He turned to walk home, meditating. The day had brought him nothing
that he hoped for, but--surely this was worth many days--it had brought
him nearer to Maisie. The end was only a question of time now, and the
prize well worth the waiting. By instinct, once more, he turned to the
river.

'And she understood at once,' he said, looking at the water. 'She found
out my pet besetting sin on the spot, and paid it off. My God, how she
understood! And she said I was better than she was! Better than she
was!' He laughed at the absurdity of the notion. 'I wonder if girls guess
at one-half a man's life. They can't, or--they wouldn't marry us.' He took
her gift out of his pocket, and considered it in the light of a miracle and a
pledge of the comprehension that, one day, would lead to perfect
happiness. Meantime, Maisie was alone in London, with none to save her
from danger. And the packed wilderness was very full of danger.

Dick made his prayer to Fate disjointedly after the manner of the
heathen as he threw the piece of silver into the river. If any evil were to
befal, let him bear the burden and let Maisie go unscathed, since the
threepenny piece was dearest to him of all his possessions. It was a small
coin in itself, but Maisie had given it, and the Thames held it, and surely
the Fates would be bribed for this once.

The drowning of the coin seemed to cut him free from thought of Maisie
for the moment. He took himself off the bridge and went whistling to his
chambers with a strong yearning for some man-talk and tobacco after his
first experience of an entire day spent in the society of a woman. There
was a stronger desire at his heart when there rose before him an
unsolicited vision of the Barralong dipping deep and sailing free for the
Southern Cross.

CHAPTER VIII

And these two, as I have told you,
Were the friends of Hiawatha,
Chibiabos, the musician,
And the very strong man, Kwasind.

--Hiawatha.?

TORPENHOW was paging the last sheets of some manuscript, while the
Nilghai, who had come for chess and remained to talk tactics, was
reading through the first part, commenting scornfully the while.

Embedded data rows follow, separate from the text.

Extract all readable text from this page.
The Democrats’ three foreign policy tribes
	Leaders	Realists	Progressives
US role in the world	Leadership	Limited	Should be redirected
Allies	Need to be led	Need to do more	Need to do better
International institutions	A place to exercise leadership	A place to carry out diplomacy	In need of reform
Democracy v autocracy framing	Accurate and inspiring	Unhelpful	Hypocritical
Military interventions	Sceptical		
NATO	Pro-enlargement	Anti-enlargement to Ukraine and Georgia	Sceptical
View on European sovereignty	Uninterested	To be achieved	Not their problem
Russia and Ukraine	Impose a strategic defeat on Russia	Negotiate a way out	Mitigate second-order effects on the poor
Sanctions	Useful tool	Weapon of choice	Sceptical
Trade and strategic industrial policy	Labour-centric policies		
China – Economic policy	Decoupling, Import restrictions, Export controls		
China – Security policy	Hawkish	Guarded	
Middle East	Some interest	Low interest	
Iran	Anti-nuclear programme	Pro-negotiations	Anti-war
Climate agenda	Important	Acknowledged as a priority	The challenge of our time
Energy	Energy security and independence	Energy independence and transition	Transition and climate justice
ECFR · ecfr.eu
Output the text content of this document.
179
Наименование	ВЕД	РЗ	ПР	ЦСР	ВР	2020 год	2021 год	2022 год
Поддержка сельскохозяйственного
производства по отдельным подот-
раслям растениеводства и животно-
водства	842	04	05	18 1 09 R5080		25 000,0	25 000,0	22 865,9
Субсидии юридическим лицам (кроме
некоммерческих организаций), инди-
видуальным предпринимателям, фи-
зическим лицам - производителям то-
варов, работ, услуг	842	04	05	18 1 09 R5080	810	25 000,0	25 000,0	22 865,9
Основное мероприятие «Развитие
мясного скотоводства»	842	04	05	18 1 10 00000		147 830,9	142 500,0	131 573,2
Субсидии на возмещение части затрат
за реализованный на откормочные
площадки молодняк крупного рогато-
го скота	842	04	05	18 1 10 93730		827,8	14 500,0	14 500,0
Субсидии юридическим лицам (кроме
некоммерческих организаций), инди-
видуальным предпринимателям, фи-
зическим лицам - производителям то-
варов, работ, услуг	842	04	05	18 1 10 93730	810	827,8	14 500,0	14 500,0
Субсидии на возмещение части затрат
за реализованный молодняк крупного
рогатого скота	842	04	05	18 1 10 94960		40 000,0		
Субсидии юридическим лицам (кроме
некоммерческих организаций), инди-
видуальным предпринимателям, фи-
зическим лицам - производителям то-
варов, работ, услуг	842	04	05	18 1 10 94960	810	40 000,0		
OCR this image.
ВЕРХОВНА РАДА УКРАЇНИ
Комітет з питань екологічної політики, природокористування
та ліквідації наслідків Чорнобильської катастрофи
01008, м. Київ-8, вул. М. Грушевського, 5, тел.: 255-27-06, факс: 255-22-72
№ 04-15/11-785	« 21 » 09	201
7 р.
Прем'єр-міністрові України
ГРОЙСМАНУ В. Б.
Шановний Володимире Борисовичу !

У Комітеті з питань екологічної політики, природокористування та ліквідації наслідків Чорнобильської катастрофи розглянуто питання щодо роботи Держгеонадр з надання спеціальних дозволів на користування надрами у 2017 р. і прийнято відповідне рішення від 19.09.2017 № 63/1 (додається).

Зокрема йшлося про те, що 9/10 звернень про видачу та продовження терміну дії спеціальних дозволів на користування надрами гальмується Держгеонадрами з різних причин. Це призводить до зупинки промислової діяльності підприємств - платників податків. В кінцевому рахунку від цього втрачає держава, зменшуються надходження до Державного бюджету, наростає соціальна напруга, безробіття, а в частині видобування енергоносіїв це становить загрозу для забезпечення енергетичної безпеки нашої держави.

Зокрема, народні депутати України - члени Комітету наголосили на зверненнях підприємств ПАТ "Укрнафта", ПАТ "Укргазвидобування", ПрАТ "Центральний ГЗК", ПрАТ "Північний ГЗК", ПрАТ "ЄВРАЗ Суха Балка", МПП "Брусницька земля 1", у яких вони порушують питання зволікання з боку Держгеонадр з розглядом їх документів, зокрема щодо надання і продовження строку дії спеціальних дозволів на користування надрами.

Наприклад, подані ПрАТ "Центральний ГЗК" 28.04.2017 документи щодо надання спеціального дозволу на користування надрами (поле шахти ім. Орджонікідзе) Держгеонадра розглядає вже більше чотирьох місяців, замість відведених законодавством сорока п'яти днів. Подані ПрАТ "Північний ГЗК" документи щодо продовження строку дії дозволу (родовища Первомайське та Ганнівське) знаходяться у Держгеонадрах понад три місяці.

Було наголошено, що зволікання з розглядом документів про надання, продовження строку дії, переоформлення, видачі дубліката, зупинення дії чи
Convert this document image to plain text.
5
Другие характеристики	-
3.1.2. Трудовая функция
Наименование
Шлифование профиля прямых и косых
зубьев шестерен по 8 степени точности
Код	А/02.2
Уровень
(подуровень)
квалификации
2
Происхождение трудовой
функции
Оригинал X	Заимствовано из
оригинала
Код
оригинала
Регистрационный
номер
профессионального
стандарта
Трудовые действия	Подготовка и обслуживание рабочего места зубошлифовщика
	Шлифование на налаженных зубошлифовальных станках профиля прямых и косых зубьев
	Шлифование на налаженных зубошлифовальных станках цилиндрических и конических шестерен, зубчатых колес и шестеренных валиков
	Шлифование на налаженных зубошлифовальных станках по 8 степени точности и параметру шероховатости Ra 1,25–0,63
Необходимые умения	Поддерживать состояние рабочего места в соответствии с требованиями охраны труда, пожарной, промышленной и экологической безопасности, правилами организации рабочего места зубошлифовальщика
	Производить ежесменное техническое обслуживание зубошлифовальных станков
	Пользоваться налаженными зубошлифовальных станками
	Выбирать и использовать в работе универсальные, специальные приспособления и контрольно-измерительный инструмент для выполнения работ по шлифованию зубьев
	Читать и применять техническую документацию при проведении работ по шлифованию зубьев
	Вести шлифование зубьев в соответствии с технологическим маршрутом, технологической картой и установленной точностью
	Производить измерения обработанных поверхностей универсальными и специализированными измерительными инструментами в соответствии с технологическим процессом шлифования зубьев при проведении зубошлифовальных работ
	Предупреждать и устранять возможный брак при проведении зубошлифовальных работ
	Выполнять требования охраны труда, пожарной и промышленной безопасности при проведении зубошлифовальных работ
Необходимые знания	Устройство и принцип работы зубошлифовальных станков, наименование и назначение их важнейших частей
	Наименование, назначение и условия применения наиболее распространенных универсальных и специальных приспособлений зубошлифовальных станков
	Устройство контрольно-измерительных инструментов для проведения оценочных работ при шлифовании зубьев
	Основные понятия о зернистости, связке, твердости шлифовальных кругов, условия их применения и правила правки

'It's picturesque enough and it's sketchy,' said he; 'but as a serious
consideration of affairs in Eastern Europe, it's not worth much.'

'It's off my hands at any rate. . . . Thirty-seven, thirty-eight, thirty-nine
slips altogether, aren't there? That should make between eleven and
twelve pages of valuable misinformation. Heigho!' Torpenhow shuffled
the writing together and hummed--

Young lambs to sell, young lambs to sell,
If I'd as much money as I could tell,
I never would cry, Young lambs to sell!
?

Dick entered, self-conscious and a little defiant, but in the best of tempers
with all the world.

'Back at last?' said Torpenhow.

'More or less. What have you been doing?'

'Work. Dickie, you behave as though the Bank of England were behind
you. Here's Sunday, Monday, and Tuesday gone and you haven't done a
line. It's scandalous.'

'The notions come and go, my children--they come and go like our
'baccy,' he answered, filling his pipe. 'Moreover,' he stooped to thrust a
spill into the grate, 'Apollo does not always stretch his---- Oh, confound
your clumsy jests, Nilghai!'

'This is not the place to preach the theory of direct inspiration,' said the
Nilghai, returning Torpenhow's large and workmanlike bellows to their
nail on the wall. 'We believe in cobblers' wax. La!--where you sit down.'

'If you weren't so big and fat,' said Dick, looking round for a weapon,
'I'd----'

'No skylarking in my rooms. You two smashed half my furniture last
time you threw the cushions about. You might have the decency to say
How d'you do? to Binkie. Look at him.'

Binkie had jumped down from the sofa and was fawning round Dick's
knee, and scratching at his boots.

'Dear man!' said Dick, snatching him up, and kissing him on the black
patch above his right eye. 'Did ums was, Binks? Did that ugly Nilghai
turn you off the sofa? Bite him, Mr. Binkie.' He pitched him on the
Nilghai's stomach, as the big man lay at ease, and Binkie pretended to
destroy the Nilghai inch by inch, till a sofa cushion extinguished him, and
panting he stuck out his tongue at the company.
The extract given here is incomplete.